What the federal relief bill means for unemployment and eviction rates

By Cassandra Drumond

Alianza News

A nine-hundred-billion-dollar relief package was approved by Congress to help Americans facing eviction and the end of unemployment benefits, among many other forms of assistance for the American people.

Representative Ted Lieu (D-CA) from California, who represents portions of Los Angeles and Santa Monica, is a member of the House Progressive Caucus, actively pushed for a second relief check to be included in the stimulus bill.

Ted Lieu, explains: “In terms of the COVID relief package, it is smaller than I would have preferred. On May 15th, 2020 the House passed the 3.4 trillion-dollar Heroes Act. This package is much smaller, but something is better than nothing. I think there are some good provisions though, there is eighty-one billion dollars going to education, of which fifty-four billion are going to K-12 education. We have twenty-five billion going to rental assistance. Almost three-hundred billion going to forgivable paycheck protection programs for small businesses. If there is a mixed status family, then they are included, meaning if there is one person who is undocumented then they are captured in this bill this time around.”

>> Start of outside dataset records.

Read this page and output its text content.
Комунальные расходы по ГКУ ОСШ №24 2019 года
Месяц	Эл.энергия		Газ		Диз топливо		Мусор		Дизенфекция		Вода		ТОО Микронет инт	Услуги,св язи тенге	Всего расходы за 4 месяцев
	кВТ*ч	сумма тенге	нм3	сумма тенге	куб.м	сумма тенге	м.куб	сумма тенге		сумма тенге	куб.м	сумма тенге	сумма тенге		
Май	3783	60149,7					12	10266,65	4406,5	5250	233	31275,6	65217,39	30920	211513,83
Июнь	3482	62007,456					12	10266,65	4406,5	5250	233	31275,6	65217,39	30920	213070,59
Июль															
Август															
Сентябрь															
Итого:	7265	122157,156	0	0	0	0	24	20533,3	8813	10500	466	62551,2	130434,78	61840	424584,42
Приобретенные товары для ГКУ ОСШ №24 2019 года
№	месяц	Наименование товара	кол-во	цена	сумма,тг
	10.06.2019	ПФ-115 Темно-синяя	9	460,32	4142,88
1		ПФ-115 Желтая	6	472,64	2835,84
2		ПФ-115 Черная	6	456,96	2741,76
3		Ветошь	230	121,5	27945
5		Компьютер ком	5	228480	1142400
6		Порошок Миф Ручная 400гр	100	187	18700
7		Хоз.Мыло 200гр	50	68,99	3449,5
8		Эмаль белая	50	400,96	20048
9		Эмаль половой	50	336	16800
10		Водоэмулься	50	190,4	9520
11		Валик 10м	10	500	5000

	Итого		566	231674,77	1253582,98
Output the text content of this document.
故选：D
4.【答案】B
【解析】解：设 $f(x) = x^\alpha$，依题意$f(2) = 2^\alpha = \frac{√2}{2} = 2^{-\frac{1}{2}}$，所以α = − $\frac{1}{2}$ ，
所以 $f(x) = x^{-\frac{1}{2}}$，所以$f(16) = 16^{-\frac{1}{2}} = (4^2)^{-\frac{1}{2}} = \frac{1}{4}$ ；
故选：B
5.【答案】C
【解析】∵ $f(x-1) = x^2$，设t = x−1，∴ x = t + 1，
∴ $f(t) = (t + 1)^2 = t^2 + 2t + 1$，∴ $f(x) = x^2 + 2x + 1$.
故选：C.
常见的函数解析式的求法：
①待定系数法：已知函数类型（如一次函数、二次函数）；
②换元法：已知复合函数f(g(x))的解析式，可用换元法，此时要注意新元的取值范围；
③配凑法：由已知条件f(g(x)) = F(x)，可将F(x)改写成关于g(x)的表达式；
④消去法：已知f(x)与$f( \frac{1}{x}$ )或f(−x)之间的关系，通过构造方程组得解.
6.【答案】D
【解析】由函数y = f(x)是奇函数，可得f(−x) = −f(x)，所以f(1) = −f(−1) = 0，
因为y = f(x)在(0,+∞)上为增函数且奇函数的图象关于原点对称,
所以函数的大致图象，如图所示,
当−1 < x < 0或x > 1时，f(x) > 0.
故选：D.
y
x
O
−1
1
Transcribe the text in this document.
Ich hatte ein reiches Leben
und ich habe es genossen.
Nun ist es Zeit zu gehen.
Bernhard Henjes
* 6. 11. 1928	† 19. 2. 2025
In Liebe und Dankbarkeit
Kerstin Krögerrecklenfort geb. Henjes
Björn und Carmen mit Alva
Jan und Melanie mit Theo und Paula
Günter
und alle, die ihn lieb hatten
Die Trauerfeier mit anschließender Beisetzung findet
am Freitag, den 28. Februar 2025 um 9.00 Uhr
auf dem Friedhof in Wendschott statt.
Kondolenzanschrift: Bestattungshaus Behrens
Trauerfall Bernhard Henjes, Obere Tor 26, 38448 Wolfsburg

Chad Stone, chief economist at the Center on Budget and Policy Priorities, adds: “Congress and the President put together a much needed bill that is far from perfect but it does reestablish support for those millions who were about to lose their unemployment benefits. People who held jobs that require face to face contact are the ones who are now unemployed, and a large number of those jobs are held by people of color. These are jobs that usually pay low wages. The structure of unemployment insurance thinks the average worker is a white male breadwinner, on a temporary layoff with a job he is going back to. That is not the job market we have now. What we did get from the CARES Act is assistance to people who were underserved and benefitted from the strong measures in the CARES Act such as the additional six-hundred-dollar weekly benefit amount and expanded eligibility to people who fell through the cracks of the existing unemployment insurance system. During the worst downturn of the economic spiral there was relief that helped and sustained people and the economy, so it did not become worse. As the economy was starting to come out of the deep hole it was in, the six-hundred-dollar weekly assistance disappeared at the end of July and there was no further stimulus. The economy slowed and unemployment benefits were pitifully small for those who needed it the most. I believe it was stopped it prematurely.”

Peter Hepburn, assistant professor of Sociology at Rutgers University in Newark studied evictions. Him and his team have developed an eviction tracking system website that tracks evictions in real time. Hepburn explains: “The Eviction Tracking System monitors real-time eviction filings, collects data from publicly available court systems and compares data to previous years. The federal government does not collect data on evictions at all and almost no states or counties report statistics without at least a year or two delay. We decided to build a tool to see what is happening now. The ETS is ran on a website and updated every Tuesday afternoon with data current as of the previous Saturday. There are 27 cities listed on the site, nine states and it covers 11 million renter households. We make data available down to the zip code level for all of these cities. We also map all the data, the goal is show where eviction cases are unusually high. Across the 27 cities we are tracking, we have seen 162,563 eviction filings since March 15th of this year, with 3,526 filings the week of December 6th. In January through March, evictions were typical. However, in late March they plummeted and were well below averages through until August. There have been 1.5 million less eviction cases than in a typical year, however, many of those can get pushed into 2021. There were two weeks in August, when the CARES Act eviction moratorium expired and when the CDC eviction moratorium was not yet in place where Landlords moved very fast to evict a large amount of people in those two weeks. We have reason to believe the number of eviction filings will go up once the eviction moratorium does lift.”

Ultimately, we will have to follow the unemployment and eviction rates in this 2021, with many changes to come in terms of COVID and the new administration.